Corporate Travel Management flags recovery under way, led by North America and Europe
Corporate Travel Management is faring better than most of its competitor travel companies reporting a fourth quarter underlying profit of $13.6m.
Bolstered by the rapid recovery of its North American and European divisions, which account for 80 per cent of global revenue, Corporate Travel Managed fared better than most competitor travel companies as it reported a fourth-quarter profit of $13.6m.
“We are doing really well in the markets that have high vaccination rates,” said Corporate Travel Management founder and managing director Jamie Pherous, adding that North America and Europe were the markets that were the most open and were providing the most opportunities.
“Our largest regions such as Europe and the US have the most impact on future performance and are recovering the fastest consistent with the advanced vaccine rollouts.
“We have a path to recovery. I would not want to be dependent upon the Australian and New Zealand borders opening up to be successful,” he said, releasing the full-year results on Wednesday. “Thankfully we are not reliant on Australia and New Zealand opening their international borders for us to be successful in 2022.”
Mr Pherous said the “penny had dropped for the government” and it had accelerated its vaccination program.
“We must accelerate it, it’s the only way to get business and life back to normal,” he said.
“I think now the government is doing enough,” said the businessman who has long campaigned for faster vaccination rates.
But despite the government now fast-tracking its vaccination rollout, it will not be enough for international travel to resume this year for Australians.

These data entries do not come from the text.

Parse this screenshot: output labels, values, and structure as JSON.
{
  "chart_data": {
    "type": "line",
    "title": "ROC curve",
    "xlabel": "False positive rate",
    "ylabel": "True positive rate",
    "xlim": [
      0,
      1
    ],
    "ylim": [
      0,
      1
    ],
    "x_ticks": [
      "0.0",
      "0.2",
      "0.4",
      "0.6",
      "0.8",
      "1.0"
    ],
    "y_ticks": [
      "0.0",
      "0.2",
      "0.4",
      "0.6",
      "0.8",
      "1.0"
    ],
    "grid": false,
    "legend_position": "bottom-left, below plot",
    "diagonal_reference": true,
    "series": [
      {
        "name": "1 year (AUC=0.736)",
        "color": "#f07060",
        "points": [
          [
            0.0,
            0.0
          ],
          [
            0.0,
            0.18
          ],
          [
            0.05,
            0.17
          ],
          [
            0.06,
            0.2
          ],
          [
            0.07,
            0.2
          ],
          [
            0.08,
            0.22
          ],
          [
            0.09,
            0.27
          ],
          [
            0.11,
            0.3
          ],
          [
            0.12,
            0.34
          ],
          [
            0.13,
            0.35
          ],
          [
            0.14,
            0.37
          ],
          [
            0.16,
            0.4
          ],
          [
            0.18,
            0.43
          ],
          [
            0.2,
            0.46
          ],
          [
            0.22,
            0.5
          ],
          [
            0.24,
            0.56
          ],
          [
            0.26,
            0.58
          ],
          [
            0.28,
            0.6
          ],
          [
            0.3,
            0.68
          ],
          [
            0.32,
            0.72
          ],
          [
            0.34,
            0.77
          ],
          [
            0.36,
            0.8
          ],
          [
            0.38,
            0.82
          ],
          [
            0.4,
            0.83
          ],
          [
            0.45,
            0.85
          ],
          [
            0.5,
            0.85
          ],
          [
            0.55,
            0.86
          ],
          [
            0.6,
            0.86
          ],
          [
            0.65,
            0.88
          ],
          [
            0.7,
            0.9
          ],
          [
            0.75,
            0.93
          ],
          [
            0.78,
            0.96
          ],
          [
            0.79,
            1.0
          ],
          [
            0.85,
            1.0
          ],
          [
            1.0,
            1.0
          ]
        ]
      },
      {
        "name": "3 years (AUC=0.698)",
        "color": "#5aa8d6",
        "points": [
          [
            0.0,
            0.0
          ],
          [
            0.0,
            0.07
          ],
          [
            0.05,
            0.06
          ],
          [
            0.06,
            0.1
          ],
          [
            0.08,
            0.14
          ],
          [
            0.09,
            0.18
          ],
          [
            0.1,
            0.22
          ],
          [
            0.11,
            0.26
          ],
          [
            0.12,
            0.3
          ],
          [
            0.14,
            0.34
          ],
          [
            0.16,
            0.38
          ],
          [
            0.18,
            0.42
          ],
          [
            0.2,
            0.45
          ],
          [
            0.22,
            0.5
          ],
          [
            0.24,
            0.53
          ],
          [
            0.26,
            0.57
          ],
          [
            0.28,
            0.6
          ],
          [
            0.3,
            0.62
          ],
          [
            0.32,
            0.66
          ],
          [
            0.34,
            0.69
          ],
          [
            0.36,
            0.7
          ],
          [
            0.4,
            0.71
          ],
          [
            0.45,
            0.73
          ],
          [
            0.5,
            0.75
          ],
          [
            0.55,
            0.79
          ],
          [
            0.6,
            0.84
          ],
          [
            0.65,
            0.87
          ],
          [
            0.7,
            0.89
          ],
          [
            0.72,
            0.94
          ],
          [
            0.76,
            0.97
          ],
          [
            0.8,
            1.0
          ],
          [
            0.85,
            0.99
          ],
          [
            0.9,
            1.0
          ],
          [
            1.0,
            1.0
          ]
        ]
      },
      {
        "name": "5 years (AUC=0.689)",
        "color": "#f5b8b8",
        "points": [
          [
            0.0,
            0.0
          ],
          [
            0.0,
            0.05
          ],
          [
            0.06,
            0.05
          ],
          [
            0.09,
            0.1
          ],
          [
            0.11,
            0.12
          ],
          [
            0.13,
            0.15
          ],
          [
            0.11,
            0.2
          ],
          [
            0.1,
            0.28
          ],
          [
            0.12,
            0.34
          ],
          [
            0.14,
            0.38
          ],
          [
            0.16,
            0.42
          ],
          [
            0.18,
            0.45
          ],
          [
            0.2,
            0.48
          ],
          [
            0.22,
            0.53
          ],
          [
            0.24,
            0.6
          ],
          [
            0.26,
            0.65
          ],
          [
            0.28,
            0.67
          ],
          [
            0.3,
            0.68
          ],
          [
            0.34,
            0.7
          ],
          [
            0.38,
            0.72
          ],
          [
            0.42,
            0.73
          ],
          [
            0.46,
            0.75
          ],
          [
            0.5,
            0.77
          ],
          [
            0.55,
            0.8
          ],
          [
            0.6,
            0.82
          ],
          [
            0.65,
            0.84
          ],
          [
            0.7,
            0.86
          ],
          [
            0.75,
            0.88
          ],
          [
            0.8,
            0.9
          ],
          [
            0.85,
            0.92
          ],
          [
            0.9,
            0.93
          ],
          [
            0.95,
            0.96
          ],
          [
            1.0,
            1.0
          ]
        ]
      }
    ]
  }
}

“International travel is not going to happen this financial year in Australia or New Zealand, but we are not reliant on that,” Mr Pherous said. “Thankfully, our biggest catalysts for recovery are all located in North America and Europe.’’
On the employee vaccination front, Mr Pherous said most of his staff were fully vaccinated. “Our staff understand high vaccination rates are crucial to the recovery,” he said. “Our team understands that it is intrinsic to the future of the business. We encourage it, we don’t have to mandate it because our people are doing it voluntarily around the world … given that open and unrestricted borders are dependent upon high rates of vaccines.’’
Mr Pherous emphasised that CTM posted a $13.6m fourth-quarter profit although across the full year it sustained a $7.2m loss.
“We have been profitable in the fourth quarter, we expect that to continue and grow,” he said.
Bolstered by the rapid recovery of its North American and European businesses, Corporate Travel Management said it had fared better than most of its rival travel companies during Covid-19 with its fourth quarter profit representing a $19.1m turnaround on the previous quarter. But flush from the acquisition of the giant Travel & Transport group in October last year, CMT reported an earnings before interest and dividends loss of $7.2m for the full year.
The Brisbane-based group intends to pay dividends next year.
“We returned to positive underlying EBITDA in the second half because of a rapid turnaround in fourth-quarter activity from North America and Europe,” Mr Pherous said.
CTM finished the year with no debt and cash in hand of $99m. It did not provide earnings guidance.
In a note, Morgans said CTM was the only travel company to be EBITDA positive in the second half of 2021 “despite Australia going backwards from the end of May due to Covid restrictions”.
CTM’s shares closed 17c lower at $21 on Wednesday.